There was Skilling, calling Enron's collapse "a run on the bank," who overruled his own attorneys to testify under oath a few years ago during a governmental investigation into Enron's fall. Part of his duty to the company, he told jurors; proof of his desire to take responsibility for what happened. A willing martyr for the cause. Skilling as victim. Skilling as hero. Skilling as a modern-day Joan of Arc. At times Monday, the Enron trial seemed like a bad Hollywood screenplay. He and other Enron leaders were victims of a "witchhunt," Skilling told jurors, an "irrational" search for someone to blame after the company went south.

The problem for Skilling is that the company's demise speaks for itself. He spent a great deal of time Monday explaining to jurors why Enron was in solid financial shape during his long tenure there. He justified many of the daring corporate decisions the company made; decisions which long ago have been questioned, even ridiculed, by experts who don't have a dog in this fight. If you didn't know the company filed for bankruptcy four and half years ago, and has since been revealed to be mess, you would swear at times that Skilling in describing Enron was talking about a solvent, successful Fortune 500 company. But he's not. And no amount of salesmanship can change that.

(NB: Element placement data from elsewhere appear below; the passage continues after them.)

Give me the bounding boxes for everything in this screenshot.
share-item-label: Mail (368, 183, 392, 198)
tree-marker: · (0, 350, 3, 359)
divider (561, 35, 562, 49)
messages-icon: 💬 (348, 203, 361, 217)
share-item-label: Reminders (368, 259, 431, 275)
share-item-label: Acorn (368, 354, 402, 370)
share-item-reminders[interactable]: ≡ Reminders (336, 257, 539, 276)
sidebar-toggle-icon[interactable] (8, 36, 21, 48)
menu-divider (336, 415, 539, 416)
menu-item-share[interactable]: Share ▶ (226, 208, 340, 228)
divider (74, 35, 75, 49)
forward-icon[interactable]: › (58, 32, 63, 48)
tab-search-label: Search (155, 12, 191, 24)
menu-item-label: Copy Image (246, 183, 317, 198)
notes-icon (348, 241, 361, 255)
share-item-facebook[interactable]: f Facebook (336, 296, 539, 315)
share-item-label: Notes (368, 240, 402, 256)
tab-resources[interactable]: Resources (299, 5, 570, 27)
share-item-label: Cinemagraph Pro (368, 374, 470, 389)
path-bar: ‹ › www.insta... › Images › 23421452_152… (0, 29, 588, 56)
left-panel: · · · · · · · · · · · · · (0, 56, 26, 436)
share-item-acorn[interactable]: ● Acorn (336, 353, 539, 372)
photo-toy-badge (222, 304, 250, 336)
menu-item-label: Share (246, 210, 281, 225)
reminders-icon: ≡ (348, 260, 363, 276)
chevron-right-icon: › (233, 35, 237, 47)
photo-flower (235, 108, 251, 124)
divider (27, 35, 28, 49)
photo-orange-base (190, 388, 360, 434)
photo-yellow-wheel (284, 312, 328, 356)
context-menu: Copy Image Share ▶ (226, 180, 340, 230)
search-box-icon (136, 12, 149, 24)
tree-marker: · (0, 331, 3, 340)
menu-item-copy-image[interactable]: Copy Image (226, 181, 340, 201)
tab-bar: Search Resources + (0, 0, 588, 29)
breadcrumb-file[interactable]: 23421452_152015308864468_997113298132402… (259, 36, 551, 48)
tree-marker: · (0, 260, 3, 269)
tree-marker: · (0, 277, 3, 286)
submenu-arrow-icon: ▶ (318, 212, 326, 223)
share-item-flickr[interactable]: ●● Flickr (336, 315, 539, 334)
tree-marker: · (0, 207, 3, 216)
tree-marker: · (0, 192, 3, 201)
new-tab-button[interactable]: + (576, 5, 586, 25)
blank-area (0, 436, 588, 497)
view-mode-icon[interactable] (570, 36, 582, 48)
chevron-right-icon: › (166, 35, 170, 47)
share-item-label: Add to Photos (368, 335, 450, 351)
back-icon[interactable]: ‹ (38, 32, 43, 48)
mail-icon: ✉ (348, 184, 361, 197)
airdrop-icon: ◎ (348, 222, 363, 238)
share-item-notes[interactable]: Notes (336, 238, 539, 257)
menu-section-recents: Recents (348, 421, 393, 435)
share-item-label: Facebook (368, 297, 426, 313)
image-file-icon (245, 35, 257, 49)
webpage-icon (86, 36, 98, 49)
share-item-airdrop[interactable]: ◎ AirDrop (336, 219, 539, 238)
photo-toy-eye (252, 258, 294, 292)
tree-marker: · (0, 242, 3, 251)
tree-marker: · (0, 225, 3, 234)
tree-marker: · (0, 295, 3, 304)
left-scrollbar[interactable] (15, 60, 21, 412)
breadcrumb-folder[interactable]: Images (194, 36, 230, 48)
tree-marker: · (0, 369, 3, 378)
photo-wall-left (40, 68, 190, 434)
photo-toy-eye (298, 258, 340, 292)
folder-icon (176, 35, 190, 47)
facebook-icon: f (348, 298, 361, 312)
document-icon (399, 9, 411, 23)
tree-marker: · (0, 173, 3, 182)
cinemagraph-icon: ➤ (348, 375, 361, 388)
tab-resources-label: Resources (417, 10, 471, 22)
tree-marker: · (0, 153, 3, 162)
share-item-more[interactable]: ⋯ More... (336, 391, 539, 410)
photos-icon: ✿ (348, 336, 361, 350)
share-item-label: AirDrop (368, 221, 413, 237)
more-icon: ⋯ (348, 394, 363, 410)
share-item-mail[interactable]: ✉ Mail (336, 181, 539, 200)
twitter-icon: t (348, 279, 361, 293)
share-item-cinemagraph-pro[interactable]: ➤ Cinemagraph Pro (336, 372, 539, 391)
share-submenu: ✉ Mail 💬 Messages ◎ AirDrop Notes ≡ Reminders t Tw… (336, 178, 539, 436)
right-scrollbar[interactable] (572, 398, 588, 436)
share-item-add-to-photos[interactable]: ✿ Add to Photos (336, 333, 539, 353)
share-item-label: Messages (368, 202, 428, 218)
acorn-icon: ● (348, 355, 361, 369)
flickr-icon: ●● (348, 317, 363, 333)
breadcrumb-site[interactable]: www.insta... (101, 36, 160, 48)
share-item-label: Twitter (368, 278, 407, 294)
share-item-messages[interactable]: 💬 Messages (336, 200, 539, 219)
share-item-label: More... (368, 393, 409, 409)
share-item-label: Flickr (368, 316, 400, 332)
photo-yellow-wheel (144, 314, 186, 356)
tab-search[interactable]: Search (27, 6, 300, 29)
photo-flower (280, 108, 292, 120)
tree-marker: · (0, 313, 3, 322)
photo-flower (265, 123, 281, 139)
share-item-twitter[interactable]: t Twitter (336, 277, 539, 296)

In Skilling's view, the company was done in not by gross malfeasance but by some cosmic bad luck. You prepare and you take risk and then "you hope you are not hit by a comet," is how Skilling described a business philosophy he implemented at Enron. But what happens when the "comet" is your own criminally-liable CFO and scores of other complicit Enron officials? And what happens when the comet is aimed at you for years, naked to the visible eye if only you are willing to look in that direction? And what happens when the market sees the comet before you do even though it is your responsibility to see it first?

No doubt Monday's testimony marks the high-water mark for the Skilling defense. Petrocelli's client will never again appear as decent and as credible as he did under direct examination. The defense theme that Skilling was a loyal Enron soldier who was unaware of any fraud will never again seem as viable. As a witness, Skilling showed many of the mesmerizing traits that allowed him to stand apart in the corporate world. But the story doesn't end happily here. It goes on. Just like the story of Enron didn't end in glory as the 20th Century came to a close. Just as Skilling's "comet" inevitably veered toward Enron, the government's comet now is aimed directly toward Skilling.

When prosecutors get their crack at the defendant, perhaps as early as Tuesday, they will ask him variations of a single theme. How could a guy so smart be surrounded by such stupidity; how could a guy so proud of his company allow it to be used for such ill purpose? How could a brilliant corporate mind say under oath in 2006 that Enron was in good shape at the end of the last century? It's going to take the sales job of all time to answer all of those questions to the satisfaction of the jury. Skilling's game — but the product he is selling isn't exactly top-shelf anymore.